Obama Administration Finally Recognizes Annan’s Failure in Syria

James Phillips /

An image grab taken from a video uploaded on YouTube on April 9, 2012 shows a Syrian soldier sitting atop a tank as troops deploy in Saqba on the outskirts of Damascus.

After several weeks of continuous carnage, White House Press Secretary Jay Carney acknowledged that “If the regime’s intransigence continues, the international community is going to have to admit defeat.”

But the “international community”—which often amounts to little more than an empty euphemism on many critical issues—remains divided. Russia, China, and Iran continue to support the Assad dictatorship, which blatantly violates the Annan plan on a daily basis. Moreover, Moscow diplomatically protects the Assad regime by blocking strong action at the U.N. Security Council.

Despite the U.N.’s obvious failure to stem the bloodshed in Syria, a spokesman Friday insisted that the Annan plan remains “on track.” But although it may remain “on track” to provide the illusion of progress in resolving Syria’s increasingly bloody internal conflict, it is doing little to slow Assad’s killing machine. Indeed, the U.N. observer mission is ludicrously tiny, at Russia’s insistence, with only 40 U.N. observers (increasing to a mere 64 by this weekend) deployed in a country that is bigger than the state of North Dakota.

Annan’s diplomatic charade benefits Assad by buying time for his thugs to crush the rebellion and benefits Russia and Iran by helping them salvage a brutal Middle East ally. But it does little to protect Syria’s suffering people. And it does nothing to advance U.S. national interests by ridding the Middle East of a major exporter of terrorism that is closely allied to Iran.

The mess in Syria is in part attributable to the Obama Doctrine, which led Washington to unsuccessfully seek to engage with the Assad regime while soft-pedaling criticism of its longstanding human rights abuses and support for terrorism. When it became clear that the Administration’s naïve approach to Assad had failed miserably, it instinctively relied only on “soft power” and subcontracted U.S. policy to the United Nations, where Russia easily could block effective action.

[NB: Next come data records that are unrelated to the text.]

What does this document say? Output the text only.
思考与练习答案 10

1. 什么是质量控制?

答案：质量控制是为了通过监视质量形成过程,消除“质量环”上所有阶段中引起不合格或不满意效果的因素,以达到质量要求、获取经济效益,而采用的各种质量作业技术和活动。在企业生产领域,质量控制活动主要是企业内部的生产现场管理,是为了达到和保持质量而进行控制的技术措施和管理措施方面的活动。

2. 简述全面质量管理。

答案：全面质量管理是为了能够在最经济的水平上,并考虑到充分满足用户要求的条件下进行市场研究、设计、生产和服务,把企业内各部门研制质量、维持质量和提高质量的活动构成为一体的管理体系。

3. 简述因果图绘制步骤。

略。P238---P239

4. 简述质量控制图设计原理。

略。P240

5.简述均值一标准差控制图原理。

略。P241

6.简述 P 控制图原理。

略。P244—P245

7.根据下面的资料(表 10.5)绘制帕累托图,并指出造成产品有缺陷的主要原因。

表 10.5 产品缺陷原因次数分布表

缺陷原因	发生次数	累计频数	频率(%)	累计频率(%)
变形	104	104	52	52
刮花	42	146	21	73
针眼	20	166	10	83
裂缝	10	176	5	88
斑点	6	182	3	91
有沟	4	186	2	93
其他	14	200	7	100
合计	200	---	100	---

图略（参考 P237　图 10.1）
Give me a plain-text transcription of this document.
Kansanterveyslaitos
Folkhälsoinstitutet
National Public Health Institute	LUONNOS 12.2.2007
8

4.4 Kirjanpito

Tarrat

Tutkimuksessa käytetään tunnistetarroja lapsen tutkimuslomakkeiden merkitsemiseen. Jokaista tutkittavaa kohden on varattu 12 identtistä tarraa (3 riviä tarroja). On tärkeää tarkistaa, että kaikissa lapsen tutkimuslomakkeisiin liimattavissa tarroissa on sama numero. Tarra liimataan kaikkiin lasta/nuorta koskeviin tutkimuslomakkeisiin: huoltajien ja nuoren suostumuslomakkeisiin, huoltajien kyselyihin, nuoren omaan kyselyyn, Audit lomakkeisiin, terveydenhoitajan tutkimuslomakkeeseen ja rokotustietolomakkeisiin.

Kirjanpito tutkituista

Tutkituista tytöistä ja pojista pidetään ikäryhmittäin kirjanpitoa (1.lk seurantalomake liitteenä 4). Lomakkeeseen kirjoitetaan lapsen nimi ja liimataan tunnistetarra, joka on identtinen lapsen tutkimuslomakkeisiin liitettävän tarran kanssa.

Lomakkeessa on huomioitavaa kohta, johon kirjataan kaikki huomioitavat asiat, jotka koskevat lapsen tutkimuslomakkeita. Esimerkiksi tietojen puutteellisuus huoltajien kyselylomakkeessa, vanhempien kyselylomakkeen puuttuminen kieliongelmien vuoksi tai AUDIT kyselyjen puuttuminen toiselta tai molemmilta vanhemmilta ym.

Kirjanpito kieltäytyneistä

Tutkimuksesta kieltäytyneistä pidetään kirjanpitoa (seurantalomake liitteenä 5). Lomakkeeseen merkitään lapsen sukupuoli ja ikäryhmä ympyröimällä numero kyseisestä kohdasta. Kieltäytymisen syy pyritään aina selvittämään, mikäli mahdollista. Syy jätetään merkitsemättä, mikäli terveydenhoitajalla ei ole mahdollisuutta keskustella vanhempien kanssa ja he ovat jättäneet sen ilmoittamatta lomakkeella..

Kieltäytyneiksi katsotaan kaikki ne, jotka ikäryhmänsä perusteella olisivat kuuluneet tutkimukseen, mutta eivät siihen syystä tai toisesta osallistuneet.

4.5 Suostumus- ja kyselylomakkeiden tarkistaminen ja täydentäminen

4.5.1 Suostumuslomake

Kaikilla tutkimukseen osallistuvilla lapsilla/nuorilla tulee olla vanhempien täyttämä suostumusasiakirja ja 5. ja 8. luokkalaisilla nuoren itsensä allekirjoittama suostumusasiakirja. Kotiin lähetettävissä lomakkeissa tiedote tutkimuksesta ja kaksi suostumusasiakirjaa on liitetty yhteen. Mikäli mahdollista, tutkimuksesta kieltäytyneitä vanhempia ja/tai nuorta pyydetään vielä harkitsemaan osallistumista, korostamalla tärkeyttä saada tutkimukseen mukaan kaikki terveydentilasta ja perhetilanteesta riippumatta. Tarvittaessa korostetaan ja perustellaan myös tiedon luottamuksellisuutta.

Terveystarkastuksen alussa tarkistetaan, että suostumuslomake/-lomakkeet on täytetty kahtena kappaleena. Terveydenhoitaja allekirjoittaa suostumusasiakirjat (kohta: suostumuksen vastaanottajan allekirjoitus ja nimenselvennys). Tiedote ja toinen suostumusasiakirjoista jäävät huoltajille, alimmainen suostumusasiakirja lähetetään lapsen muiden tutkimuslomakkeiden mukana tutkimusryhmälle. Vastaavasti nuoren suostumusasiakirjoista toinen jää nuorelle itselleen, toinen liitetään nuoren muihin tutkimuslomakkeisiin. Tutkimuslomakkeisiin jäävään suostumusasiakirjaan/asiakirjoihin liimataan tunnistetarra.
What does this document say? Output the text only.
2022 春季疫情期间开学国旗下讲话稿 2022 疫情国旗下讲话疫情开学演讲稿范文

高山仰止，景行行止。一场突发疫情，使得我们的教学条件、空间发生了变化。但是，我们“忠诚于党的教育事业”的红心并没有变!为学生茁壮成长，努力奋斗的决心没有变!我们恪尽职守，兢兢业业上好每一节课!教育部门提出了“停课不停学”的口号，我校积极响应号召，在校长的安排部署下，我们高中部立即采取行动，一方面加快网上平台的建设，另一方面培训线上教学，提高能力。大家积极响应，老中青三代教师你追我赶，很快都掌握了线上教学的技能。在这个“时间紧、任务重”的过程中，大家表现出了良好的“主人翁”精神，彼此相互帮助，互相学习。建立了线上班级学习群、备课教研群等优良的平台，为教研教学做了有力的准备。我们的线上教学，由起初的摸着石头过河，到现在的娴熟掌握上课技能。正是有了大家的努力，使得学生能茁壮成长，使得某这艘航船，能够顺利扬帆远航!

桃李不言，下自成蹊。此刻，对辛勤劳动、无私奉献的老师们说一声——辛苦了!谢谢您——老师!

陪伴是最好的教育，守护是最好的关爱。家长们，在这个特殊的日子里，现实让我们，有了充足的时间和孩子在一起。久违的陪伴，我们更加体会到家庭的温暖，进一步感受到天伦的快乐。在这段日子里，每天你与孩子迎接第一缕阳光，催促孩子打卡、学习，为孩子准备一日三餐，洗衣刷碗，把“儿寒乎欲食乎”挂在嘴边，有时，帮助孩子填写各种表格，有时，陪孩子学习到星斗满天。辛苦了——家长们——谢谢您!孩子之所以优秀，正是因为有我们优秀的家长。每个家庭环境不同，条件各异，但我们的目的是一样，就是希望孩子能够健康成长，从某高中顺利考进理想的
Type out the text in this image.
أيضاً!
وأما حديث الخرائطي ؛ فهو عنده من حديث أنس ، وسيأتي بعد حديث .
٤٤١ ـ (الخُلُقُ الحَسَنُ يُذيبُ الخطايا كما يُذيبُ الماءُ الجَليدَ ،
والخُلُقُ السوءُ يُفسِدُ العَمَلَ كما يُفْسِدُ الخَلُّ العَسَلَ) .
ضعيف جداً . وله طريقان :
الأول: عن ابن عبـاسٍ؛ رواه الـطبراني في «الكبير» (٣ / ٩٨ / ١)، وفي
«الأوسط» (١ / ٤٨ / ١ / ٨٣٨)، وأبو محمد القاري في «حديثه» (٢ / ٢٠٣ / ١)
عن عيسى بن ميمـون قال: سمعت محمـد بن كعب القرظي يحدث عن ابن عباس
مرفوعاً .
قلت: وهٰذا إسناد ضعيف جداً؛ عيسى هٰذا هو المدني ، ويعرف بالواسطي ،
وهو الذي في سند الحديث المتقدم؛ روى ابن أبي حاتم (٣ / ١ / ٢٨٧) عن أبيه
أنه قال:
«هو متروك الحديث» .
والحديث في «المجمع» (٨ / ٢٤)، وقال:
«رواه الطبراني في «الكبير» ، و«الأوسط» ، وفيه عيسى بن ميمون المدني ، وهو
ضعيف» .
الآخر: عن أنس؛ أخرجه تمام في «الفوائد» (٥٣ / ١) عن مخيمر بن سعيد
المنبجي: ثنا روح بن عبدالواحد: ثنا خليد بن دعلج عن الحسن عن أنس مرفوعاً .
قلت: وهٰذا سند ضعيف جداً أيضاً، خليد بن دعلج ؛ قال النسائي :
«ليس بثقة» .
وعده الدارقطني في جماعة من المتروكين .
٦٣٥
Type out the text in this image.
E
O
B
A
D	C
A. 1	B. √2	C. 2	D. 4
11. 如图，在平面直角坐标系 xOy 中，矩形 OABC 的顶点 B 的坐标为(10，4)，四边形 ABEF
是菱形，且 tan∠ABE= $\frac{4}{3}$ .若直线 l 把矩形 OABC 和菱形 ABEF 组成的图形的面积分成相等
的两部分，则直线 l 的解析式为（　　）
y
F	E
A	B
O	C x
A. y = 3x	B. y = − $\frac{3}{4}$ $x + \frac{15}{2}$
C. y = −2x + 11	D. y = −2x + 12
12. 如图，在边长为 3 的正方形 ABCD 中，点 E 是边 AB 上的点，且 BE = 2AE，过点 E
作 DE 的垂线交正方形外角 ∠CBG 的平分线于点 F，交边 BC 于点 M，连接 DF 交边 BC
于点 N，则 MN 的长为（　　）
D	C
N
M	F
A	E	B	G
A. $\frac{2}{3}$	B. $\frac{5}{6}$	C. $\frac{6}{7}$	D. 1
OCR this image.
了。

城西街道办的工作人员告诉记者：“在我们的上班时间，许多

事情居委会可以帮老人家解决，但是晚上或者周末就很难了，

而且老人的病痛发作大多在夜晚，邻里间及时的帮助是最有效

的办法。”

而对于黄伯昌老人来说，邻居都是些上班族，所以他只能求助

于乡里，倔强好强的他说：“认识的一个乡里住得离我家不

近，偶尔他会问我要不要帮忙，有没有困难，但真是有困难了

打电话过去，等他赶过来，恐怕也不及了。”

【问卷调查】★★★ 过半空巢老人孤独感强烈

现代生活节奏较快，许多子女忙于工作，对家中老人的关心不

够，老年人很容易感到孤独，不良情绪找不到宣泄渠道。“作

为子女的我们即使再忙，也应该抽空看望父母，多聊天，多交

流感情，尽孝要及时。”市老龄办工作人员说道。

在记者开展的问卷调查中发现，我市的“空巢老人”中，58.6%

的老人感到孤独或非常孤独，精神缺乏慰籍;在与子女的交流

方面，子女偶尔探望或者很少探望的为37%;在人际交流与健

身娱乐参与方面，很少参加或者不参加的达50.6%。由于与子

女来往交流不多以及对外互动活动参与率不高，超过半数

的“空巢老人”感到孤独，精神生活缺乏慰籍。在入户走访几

Jay Carney has recognized that when it comes to Syria, the Emperor has no clothes. He may have been speaking of Kofi Annan, but the same condition also applies to his boss, President Obama.

This does not mean that the U.S. should launch a military intervention inside Syria or provide arms to Syrian opposition groups that may only replace Assad’s dictatorship with an Islamist dictatorship. But the Obama Administration must abandon wishful thinking about the nature of the Assad regime, the effectiveness of the United Nations, and the supposed benefits of its “reset” of relations with Russia if it is to successfully resolve the worsening crisis in Syria.